Impact – Suite à notre publication, le directeur de Forum réfugiés, Jean-François Ploquin, a adressé un mail à l’ensemble des salariés pour dénoncer, selon lui, « le travail partial et très négatif » de Mediacités. Il a également demandé à rencontrer le rédacteur en chef de notre édition lyonnaise (et accessoirement auteur de ces lignes), en compagnie du président de son association. Lors de ce rendez-vous, nous avons mentionné l’envoi et le contenu de ce mail que nous nous étions procuré auparavant. En réaction, Jean-François Ploquin s’est empressé de convoquer les salariés qui avaient transféré ce courriel sur leur boîte mail personnelle ou à des personnes extérieures. Une initiative vécue par certains comme la volonté de traquer les sources de notre journal. « Une chasse aux sorcières », selon les mots d’un salarié.

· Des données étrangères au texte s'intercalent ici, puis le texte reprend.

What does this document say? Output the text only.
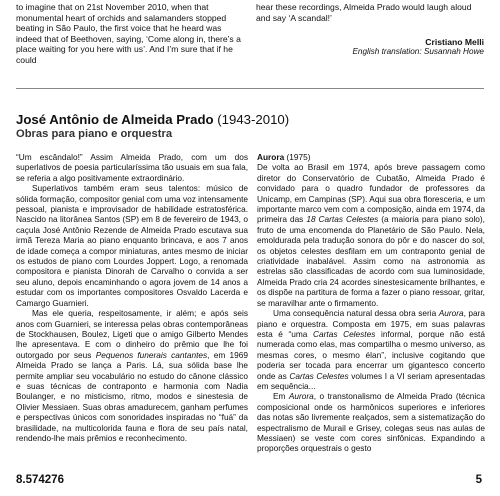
to imagine that on 21st November 2010, when that monumental heart of orchids and salamanders stopped beating in São Paulo, the first voice that he heard was indeed that of Beethoven, saying, ‘Come along in, there’s a place waiting for you here with us’. And I’m sure that if he could
hear these recordings, Almeida Prado would laugh aloud and say ‘A scandal!’
Cristiano Melli
English translation: Susannah Howe
José Antônio de Almeida Prado (1943-2010)
Obras para piano e orquestra

“Um escândalo!” Assim Almeida Prado, com um dos superlativos de poesia particularíssima tão usuais em sua fala, se referia a algo positivamente extraordinário.

Superlativos também eram seus talentos: músico de sólida formação, compositor genial com uma voz intensamente pessoal, pianista e improvisador de habilidade estratosférica. Nascido na litorânea Santos (SP) em 8 de fevereiro de 1943, o caçula José Antônio Rezende de Almeida Prado escutava sua irmã Tereza Maria ao piano enquanto brincava, e aos 7 anos de idade começa a compor miniaturas, antes mesmo de iniciar os estudos de piano com Lourdes Joppert. Logo, a renomada compositora e pianista Dinorah de Carvalho o convida a ser seu aluno, depois encaminhando o agora jovem de 14 anos a estudar com os importantes compositores Osvaldo Lacerda e Camargo Guarnieri.

Mas ele queria, respeitosamente, ir além; e após seis anos com Guarnieri, se interessa pelas obras contemporâneas de Stockhausen, Boulez, Ligeti que o amigo Gilberto Mendes lhe apresentava. E com o dinheiro do prêmio que lhe foi outorgado por seus Pequenos funerais cantantes, em 1969 Almeida Prado se lança a Paris. Lá, sua sólida base lhe permite ampliar seu vocabulário no estudo do cânone clássico e suas técnicas de contraponto e harmonia com Nadia Boulanger, e no misticismo, ritmo, modos e sinestesia de Olivier Messiaen. Suas obras amadurecem, ganham perfumes e perspectivas únicos com sonoridades inspiradas no “fuá” da brasilidade, na multicolorida fauna e flora de seu país natal, rendendo-lhe mais prêmios e reconhecimento.

Aurora (1975)

De volta ao Brasil em 1974, após breve passagem como diretor do Conservatório de Cubatão, Almeida Prado é convidado para o quadro fundador de professores da Unicamp, em Campinas (SP). Aqui sua obra floresceria, e um importante marco vem com a composição, ainda em 1974, da primeira das 18 Cartas Celestes (a maioria para piano solo), fruto de uma encomenda do Planetário de São Paulo. Nela, emoldurada pela tradução sonora do pôr e do nascer do sol, os objetos celestes desfilam em um contraponto genial de criatividade inabalável. Assim como na astronomia as estrelas são classificadas de acordo com sua luminosidade, Almeida Prado cria 24 acordes sinestesicamente brilhantes, e os dispõe na partitura de forma a fazer o piano ressoar, gritar, se maravilhar ante o firmamento.

Uma consequência natural dessa obra seria Aurora, para piano e orquestra. Composta em 1975, em suas palavras esta é “uma Cartas Celestes informal, porque não está numerada como elas, mas compartilha o mesmo universo, as mesmas cores, o mesmo élan”, inclusive cogitando que poderia ser tocada para encerrar um gigantesco concerto onde as Cartas Celestes volumes I a VI seriam apresentadas em sequência...

Em Aurora, o transtonalismo de Almeida Prado (técnica composicional onde os harmônicos superiores e inferiores das notas são livremente realçados, sem a sistematização do espectralismo de Murail e Grisey, colegas seus nas aulas de Messiaen) se veste com cores sinfônicas. Expandindo a proporções orquestrais o gesto

8.574276	5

Les tourments de l’association Forum réfugiés

Indépendamment de l’histoire de l’email, en juillet 2022, nous publions un complément d’enquête sur la situation interne de Forum réfugiés. Notre nouvel article dévoile alors qu’une enquête pour « harcèlement moral », diligentée après deux alertes, dont une formulée par une ancienne assistante de Jean-François Ploquin, met en cause des « comportements hostiles qui impliquent le directeur général et d’autres personnes du siège ».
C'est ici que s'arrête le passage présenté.